Further, firms must take steps to ensure a succession plan is in place within the firm and that a satisfactory mechanism is in place to train, develop, and retain its employees in line with the current and projected business objectives. Firms should also ensure the key duties and functions of the persons acting in the capacity of compliance and finance are clearly segregated. They should also ensure instructions are recorded and maintained in relation to the orders received from clients in compliance with Rule 3.2 of the CSE stockbroker rules.

The compliance officer will be responsible to ensure the stockbroker firm complies with the proposed best practices. Prior to extending credit to any client, stockbroker firms should take into consideration the value at risk margin of each security and assess the margins with the existing portfolios of each client. The firm should pay particular attention to high, medium, and low margins in deciding the extent of credit to be granted.
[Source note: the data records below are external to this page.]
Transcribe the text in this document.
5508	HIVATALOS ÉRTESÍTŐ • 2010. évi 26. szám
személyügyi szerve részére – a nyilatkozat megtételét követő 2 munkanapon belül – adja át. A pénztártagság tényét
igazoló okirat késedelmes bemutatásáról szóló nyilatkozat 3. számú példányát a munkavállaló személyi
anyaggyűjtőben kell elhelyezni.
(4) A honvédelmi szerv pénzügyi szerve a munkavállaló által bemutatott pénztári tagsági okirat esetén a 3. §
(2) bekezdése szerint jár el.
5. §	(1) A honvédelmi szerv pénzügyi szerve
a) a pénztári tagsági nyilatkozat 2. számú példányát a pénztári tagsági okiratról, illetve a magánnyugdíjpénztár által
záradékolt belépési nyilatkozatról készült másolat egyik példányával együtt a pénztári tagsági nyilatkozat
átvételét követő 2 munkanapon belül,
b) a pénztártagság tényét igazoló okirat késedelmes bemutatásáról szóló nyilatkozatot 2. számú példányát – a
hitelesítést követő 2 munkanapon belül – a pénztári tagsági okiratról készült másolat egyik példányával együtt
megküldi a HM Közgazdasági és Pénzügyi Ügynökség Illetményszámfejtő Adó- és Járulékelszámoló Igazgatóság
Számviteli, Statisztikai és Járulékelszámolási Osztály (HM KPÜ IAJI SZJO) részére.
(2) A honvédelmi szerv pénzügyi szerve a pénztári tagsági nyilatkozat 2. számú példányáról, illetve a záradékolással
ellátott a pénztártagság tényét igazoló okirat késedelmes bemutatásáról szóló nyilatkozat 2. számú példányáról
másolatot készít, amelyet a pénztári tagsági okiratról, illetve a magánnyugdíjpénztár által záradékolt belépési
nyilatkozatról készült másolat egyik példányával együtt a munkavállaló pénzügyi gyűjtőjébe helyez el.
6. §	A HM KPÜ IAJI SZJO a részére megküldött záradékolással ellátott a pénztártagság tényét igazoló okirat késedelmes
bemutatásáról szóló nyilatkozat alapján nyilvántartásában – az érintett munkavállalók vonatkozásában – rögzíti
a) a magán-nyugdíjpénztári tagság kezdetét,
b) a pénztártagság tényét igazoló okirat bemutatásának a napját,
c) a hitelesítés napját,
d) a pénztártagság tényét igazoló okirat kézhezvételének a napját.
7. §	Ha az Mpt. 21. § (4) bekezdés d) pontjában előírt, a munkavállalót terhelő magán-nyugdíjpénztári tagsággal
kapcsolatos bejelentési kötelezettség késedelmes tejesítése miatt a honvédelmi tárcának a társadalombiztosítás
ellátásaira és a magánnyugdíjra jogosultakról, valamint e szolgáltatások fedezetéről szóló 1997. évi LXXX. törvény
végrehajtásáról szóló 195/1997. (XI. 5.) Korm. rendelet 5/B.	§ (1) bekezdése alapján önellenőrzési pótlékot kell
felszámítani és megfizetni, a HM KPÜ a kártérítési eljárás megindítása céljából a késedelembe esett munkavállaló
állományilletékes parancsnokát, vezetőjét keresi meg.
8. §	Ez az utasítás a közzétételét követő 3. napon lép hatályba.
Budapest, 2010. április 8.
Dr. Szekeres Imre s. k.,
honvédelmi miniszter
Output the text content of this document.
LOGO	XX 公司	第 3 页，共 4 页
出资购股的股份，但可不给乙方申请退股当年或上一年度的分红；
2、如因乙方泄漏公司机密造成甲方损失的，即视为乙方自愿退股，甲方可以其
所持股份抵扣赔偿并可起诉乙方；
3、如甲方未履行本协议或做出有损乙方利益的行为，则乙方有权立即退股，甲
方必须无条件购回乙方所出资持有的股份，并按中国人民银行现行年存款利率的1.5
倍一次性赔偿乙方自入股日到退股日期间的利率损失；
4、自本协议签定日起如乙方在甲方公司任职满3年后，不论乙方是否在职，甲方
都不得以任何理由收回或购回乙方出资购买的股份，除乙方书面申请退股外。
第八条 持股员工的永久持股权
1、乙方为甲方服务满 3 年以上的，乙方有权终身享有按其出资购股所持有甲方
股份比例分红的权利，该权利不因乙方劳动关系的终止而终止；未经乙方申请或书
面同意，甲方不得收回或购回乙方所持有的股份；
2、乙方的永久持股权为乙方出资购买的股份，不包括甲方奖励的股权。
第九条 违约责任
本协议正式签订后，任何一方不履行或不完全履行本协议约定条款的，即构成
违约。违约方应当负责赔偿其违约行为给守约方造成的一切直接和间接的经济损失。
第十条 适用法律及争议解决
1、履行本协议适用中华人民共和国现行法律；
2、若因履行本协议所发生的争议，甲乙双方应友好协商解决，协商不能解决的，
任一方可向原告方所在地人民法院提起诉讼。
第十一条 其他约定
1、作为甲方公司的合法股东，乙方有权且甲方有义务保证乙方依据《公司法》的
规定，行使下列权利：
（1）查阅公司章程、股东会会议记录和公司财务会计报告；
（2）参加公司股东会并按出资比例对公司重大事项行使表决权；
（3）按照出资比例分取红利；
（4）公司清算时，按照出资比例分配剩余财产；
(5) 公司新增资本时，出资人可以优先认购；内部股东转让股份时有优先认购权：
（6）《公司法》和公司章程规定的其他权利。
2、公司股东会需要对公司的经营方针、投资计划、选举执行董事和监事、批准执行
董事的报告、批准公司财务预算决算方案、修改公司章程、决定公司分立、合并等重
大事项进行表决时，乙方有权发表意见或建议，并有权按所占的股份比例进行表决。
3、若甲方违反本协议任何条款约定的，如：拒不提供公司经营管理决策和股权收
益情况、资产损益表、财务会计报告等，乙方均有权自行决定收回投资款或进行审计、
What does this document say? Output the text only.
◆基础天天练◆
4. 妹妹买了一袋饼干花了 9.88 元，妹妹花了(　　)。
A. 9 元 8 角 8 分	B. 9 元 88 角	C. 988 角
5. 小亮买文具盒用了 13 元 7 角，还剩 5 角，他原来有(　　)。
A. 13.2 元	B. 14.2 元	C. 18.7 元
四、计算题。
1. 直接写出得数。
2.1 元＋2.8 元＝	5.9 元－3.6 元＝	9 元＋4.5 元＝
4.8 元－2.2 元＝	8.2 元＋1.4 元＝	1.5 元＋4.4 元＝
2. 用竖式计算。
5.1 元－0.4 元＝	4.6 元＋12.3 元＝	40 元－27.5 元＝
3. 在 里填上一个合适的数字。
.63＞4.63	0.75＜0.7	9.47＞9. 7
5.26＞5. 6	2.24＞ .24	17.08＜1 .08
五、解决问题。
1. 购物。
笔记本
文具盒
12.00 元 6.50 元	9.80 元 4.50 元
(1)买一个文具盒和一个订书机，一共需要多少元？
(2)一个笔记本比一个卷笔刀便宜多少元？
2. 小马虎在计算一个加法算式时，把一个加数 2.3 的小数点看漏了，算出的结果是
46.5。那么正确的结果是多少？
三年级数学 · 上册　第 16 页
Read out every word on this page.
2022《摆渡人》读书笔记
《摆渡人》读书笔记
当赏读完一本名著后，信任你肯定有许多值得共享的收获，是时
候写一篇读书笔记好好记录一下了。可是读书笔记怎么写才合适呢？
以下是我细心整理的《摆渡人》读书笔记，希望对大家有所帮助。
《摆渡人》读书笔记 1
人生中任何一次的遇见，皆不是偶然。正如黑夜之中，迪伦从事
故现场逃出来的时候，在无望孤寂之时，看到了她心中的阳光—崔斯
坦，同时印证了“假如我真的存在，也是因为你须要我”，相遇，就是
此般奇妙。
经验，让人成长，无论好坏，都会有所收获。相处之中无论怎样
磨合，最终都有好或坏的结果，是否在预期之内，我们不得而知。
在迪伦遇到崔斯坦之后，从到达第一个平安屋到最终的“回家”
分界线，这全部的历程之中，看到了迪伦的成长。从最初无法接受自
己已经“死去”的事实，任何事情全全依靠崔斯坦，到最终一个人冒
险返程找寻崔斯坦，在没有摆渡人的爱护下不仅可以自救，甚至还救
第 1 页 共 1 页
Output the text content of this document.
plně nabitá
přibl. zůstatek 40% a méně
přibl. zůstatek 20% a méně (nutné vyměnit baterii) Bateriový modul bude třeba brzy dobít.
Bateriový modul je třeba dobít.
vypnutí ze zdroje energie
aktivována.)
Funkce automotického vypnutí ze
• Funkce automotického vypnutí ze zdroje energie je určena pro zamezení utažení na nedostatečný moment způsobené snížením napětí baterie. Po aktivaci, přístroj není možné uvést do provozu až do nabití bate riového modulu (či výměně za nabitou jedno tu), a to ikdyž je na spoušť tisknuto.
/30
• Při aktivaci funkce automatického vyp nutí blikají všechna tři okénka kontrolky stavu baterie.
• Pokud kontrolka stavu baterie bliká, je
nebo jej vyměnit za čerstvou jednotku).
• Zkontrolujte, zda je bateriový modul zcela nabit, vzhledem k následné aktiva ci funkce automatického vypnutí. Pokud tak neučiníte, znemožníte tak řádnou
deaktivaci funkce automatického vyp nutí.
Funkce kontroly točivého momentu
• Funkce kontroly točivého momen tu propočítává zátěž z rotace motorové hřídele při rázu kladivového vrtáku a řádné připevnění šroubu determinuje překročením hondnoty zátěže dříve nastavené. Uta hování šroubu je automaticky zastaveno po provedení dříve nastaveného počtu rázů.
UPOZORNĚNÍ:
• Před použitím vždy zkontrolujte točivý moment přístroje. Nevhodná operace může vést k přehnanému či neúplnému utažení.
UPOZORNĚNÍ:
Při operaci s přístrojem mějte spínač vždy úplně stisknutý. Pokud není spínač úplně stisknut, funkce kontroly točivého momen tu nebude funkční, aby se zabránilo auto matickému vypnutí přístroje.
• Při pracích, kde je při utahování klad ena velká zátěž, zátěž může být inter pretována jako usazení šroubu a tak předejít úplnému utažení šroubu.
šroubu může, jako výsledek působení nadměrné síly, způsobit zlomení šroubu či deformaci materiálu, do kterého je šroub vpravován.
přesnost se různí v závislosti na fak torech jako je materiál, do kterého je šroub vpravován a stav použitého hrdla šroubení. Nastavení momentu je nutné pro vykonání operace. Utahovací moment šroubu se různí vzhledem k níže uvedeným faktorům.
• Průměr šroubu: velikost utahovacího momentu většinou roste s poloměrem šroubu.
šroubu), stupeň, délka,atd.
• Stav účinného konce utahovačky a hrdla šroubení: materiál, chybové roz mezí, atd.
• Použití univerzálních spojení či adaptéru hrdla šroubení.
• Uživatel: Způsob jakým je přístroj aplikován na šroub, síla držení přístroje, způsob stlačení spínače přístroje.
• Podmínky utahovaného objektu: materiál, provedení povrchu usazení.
The compliance officer should closely monitor the CDS accounts which constantly trade shares with the high VaR margin, accounts which generate high unusual turnover on a consistent basis, carry out the “running account” test on clients who trade excessively, assess the level of compliance with the credit extendable limit and the single client limit more frequently than on a monthly basis, closely monitor the activities of the investment advisor and the credit extended to each client by each investment advisor, and educate the investment advisors of the stockbroker firm with regard to the best practices and develop the ongoing learning culture within stockbroker firm.